Numerical modeling and parametric sensitivity analysis of heat transfer and two-phase oil and water flow characteristics in horizontal and inclined flowlines using OpenFOAM

作     者：Nsidibe Sunday Abdelhakim Settar Khaled Chetehouna Nicolas Gascoin 

作者机构：INSA Centre Val de LoireUniversitéOrléansPRISME EA 4229F-18020BourgesFrance 

出 版 物：《Petroleum Science》 (石油科学（英文版）)

年 卷 期：2023年第20卷第2期

页      面：1183-1199页

核心收录：

学科分类：0820[工学-石油与天然气工程] 08[工学] 082002[工学-油气田开发工程] 0812[工学-计算机科学与技术（可授工学、理学学位）] 

基　　金：Petroleum Technology Development Fund  PTDF 

主　　题：Flow assurance Flow pattern Heat transfer Flowlines Two-phase flow Global sensitivity analysis 

摘      要：Estimating the oil-water temperatures in flowlines is challenging especially in deepwater and ultra-deepwater offshore applications where issues of flow assurance and dramatic heat transfer are likely to occur due to the temperature difference between the fluids and the surroundings. Heat transfer analysis is very important for the prediction and prevention of deposits in oil and water flowlines, which could impede the flow and give rise to huge financial losses. Therefore, a 3D mathematical model of oil-water Newtonian flow under non-isothermal conditions is established to explore the complex mechanisms of the two-phase oil-water transportation and heat transfer in different flowline inclinations. In this work, a non-isothermal two-phase flow model is first modified and then implemented in the InterFoam solver by introducing the energy equation using OpenFOAM® code.

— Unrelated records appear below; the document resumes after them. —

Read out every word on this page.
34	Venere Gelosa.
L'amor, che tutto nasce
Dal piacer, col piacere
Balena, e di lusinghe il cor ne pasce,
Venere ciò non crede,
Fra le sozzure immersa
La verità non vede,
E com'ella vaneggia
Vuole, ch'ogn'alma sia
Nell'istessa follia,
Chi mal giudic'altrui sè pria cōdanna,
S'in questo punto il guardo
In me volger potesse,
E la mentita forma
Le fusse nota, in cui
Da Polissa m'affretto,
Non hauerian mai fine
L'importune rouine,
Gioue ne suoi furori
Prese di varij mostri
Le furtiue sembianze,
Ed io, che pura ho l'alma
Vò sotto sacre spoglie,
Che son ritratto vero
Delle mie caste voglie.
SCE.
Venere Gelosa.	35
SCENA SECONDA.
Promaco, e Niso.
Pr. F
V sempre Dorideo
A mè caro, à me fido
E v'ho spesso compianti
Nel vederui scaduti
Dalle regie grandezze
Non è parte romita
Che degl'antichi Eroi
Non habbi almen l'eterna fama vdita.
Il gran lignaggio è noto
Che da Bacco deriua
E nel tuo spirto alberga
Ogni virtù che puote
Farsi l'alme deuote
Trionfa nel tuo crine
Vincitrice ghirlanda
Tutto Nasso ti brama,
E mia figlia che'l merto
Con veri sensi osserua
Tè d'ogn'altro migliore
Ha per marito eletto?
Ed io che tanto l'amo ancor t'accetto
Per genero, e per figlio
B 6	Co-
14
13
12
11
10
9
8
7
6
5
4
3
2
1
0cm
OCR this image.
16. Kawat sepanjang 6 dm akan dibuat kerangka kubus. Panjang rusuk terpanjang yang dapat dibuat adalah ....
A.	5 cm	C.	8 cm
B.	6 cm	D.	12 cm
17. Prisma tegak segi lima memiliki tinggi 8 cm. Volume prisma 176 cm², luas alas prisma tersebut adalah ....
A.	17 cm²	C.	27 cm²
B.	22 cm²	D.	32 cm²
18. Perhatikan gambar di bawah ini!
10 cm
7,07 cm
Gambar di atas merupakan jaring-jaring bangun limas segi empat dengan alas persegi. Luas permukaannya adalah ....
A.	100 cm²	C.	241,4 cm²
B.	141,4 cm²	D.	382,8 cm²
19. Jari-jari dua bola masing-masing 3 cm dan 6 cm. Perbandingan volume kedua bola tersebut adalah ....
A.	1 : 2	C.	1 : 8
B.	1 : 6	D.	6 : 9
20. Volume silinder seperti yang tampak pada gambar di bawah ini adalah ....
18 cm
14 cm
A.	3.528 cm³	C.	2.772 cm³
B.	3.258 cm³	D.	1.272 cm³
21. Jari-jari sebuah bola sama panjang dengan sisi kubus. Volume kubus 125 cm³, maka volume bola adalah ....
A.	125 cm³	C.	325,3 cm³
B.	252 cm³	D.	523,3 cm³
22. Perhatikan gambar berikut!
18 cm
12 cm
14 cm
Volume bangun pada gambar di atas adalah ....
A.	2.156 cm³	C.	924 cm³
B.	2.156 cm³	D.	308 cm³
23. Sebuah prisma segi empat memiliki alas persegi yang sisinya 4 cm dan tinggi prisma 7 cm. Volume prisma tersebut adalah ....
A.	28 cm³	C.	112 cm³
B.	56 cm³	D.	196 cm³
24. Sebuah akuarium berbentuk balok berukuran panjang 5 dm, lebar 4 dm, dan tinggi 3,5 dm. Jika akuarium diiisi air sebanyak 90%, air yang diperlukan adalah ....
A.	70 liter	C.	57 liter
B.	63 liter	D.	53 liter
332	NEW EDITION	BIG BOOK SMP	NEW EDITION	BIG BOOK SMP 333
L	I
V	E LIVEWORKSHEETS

The Low Reynolds Number (LRN) k-ε turbulence model is utilized to resolve the turbulence phenomena within the oil and water mixtures. The flow patterns and the local heat transfer coefficients (HTC) for two-phase oil-water flow at different flowlines inclinations (0°, +4°, +7°) are validated by the experimental literature results and the relative errors are also compared. Global sensitivity analysis is then conducted to determine the effect of the different parameters on the performance of the produced two-phase hydrocarbon systems for effective subsea fluid transportation. Thereafter, HTC and flow patterns for oil-water flows at downward inclinations of 4°, and 7° can be predicted by the models. The velocity distribution, pressure gradient, liquid holdup, and temperature variation at the flowline cross-sections are simulated and analyzed in detail. Consequently, the numerical model can be generally applied to compute the global properties of the fluid and other operating parameters that are beneficial in the management of two-phase oil-water transportation.